Halborn’s differentiated approach to security goes beyond discrete one-off engagements – we leverage our deep bench of security talent to act as a continuous and ongoing security partner for the entire Arbitrum ecosystem. This includes ongoing advisory and assurance services, as well as a menu of distinct project-based workstreams that can be utilized as needed. This combined approach of ongoing advisory + security workstream engagements provides comprehensive coverage and allows us to act as a true partner to Arbitrum, enabling us to significantly enhance, safeguard, and future-proof the DAO.
Key Differentiators
- Holistic Security: We go beyond code audits with a holistic approach, offering continuous security advisory and assurance services.
- Strong Incentive Alignment: Halborn commits to aligning our incentives with Arbitrum by locking and staking all ARB tokens received for at least one (1) year.

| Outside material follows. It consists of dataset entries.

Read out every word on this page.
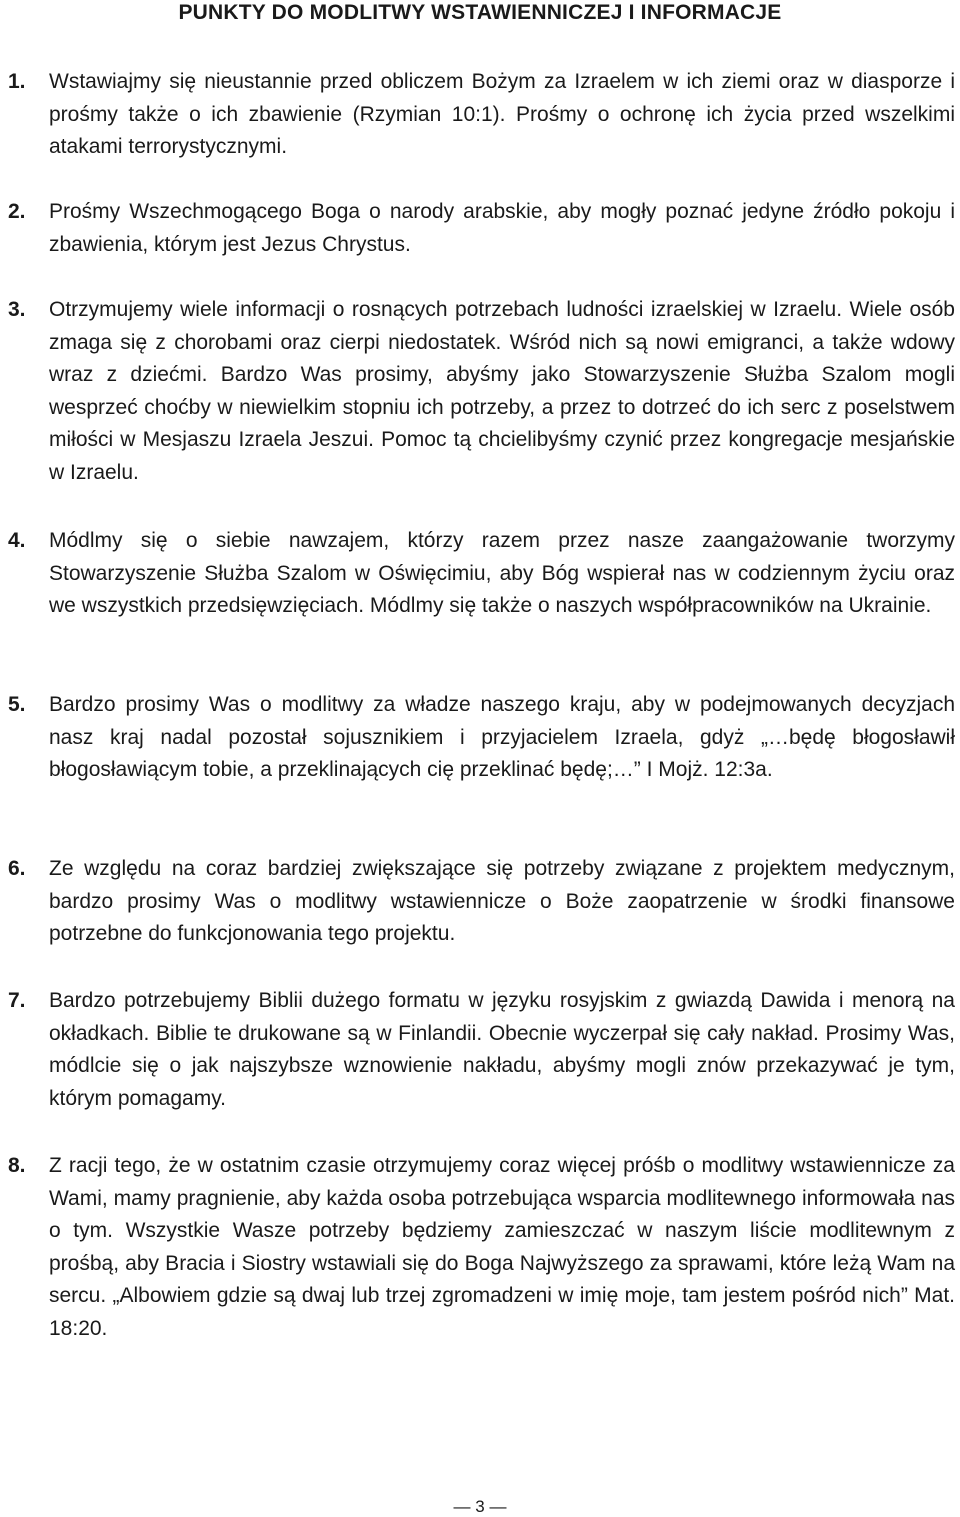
PUNKTY DO MODLITWY WSTAWIENNICZEJ I INFORMACJE
1. Wstawiajmy się nieustannie przed obliczem Bożym za Izraelem w ich ziemi oraz w diasporze i prośmy także o ich zbawienie (Rzymian 10:1). Prośmy o ochronę ich życia przed wszelkimi atakami terrorystycznymi.

2. Prośmy Wszechmogącego Boga o narody arabskie, aby mogły poznać jedyne źródło pokoju i zbawienia, którym jest Jezus Chrystus.

3. Otrzymujemy wiele informacji o rosnących potrzebach ludności izraelskiej w Izraelu. Wiele osób zmaga się z chorobami oraz cierpi niedostatek. Wśród nich są nowi emigranci, a także wdowy wraz z dziećmi. Bardzo Was prosimy, abyśmy jako Stowarzyszenie Służba Szalom mogli wesprzeć choćby w niewielkim stopniu ich potrzeby, a przez to dotrzeć do ich serc z poselstwem miłości w Mesjaszu Izraela Jeszui. Pomoc tą chcielibyśmy czynić przez kongregacje mesjańskie w Izraelu.

4. Módlmy się o siebie nawzajem, którzy razem przez nasze zaangażowanie tworzymy Stowarzyszenie Służba Szalom w Oświęcimiu, aby Bóg wspierał nas w codziennym życiu oraz we wszystkich przedsięwzięciach. Módlmy się także o naszych współpracowników na Ukrainie.

5. Bardzo prosimy Was o modlitwy za władze naszego kraju, aby w podejmowanych decyzjach nasz kraj nadal pozostał sojusznikiem i przyjacielem Izraela, gdyż „…będę błogosławił błogosławiącym tobie, a przeklinających cię przeklinać będę;…” I Mojż. 12:3a.

6. Ze względu na coraz bardziej zwiększające się potrzeby związane z projektem medycznym, bardzo prosimy Was o modlitwy wstawiennicze o Boże zaopatrzenie w środki finansowe potrzebne do funkcjonowania tego projektu.

7. Bardzo potrzebujemy Biblii dużego formatu w języku rosyjskim z gwiazdą Dawida i menorą na okładkach. Biblie te drukowane są w Finlandii. Obecnie wyczerpał się cały nakład. Prosimy Was, módlcie się o jak najszybsze wznowienie nakładu, abyśmy mogli znów przekazywać je tym, którym pomagamy.

8. Z racji tego, że w ostatnim czasie otrzymujemy coraz więcej próśb o modlitwy wstawiennicze za Wami, mamy pragnienie, aby każda osoba potrzebująca wsparcia modlitewnego informowała nas o tym. Wszystkie Wasze potrzeby będziemy zamieszczać w naszym liście modlitewnym z prośbą, aby Bracia i Siostry wstawiali się do Boga Najwyższego za sprawami, które leżą Wam na sercu. „Albowiem gdzie są dwaj lub trzej zgromadzeni w imię moje, tam jestem pośród nich” Mat. 18:20.

— 3 —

- Real-World Impact: Discovered critical vulnerabilities in Dogecoin and received the largest bug bounty in MetaMask’s history, demonstrating our vigilance and industry leadership.
- Proven Methodology: Combines manual code review, fuzzing, symbolic execution, and threat modeling for maximum effect.
- Extensive Arbitrum Experience: Directly engaged with leading Arbitrum protocols, delivering insights and tangible security improvements.
- Track Record as Key Ecosystem Partner: We have a strong track record in similar engagements, evidenced by our long-standing position as Solana’s key continuous security partner.
Summary for ARDC
- Dedicated Arbitrum Security Expert: Deliver tailored, expert guidance to safeguard the DAO.
- Proposal Risk Assessment: Rigorous security analysis of all proposals to optimize decision-making.
- Security Research & Education: Proactive research on threats, and educational materials to bolster community understanding.
- Flexible Services: Up to 2 project-based services per month (audits, testing, assessments) in addition to continuous advisory and assurance services to respond to the DAO’s evolving needs.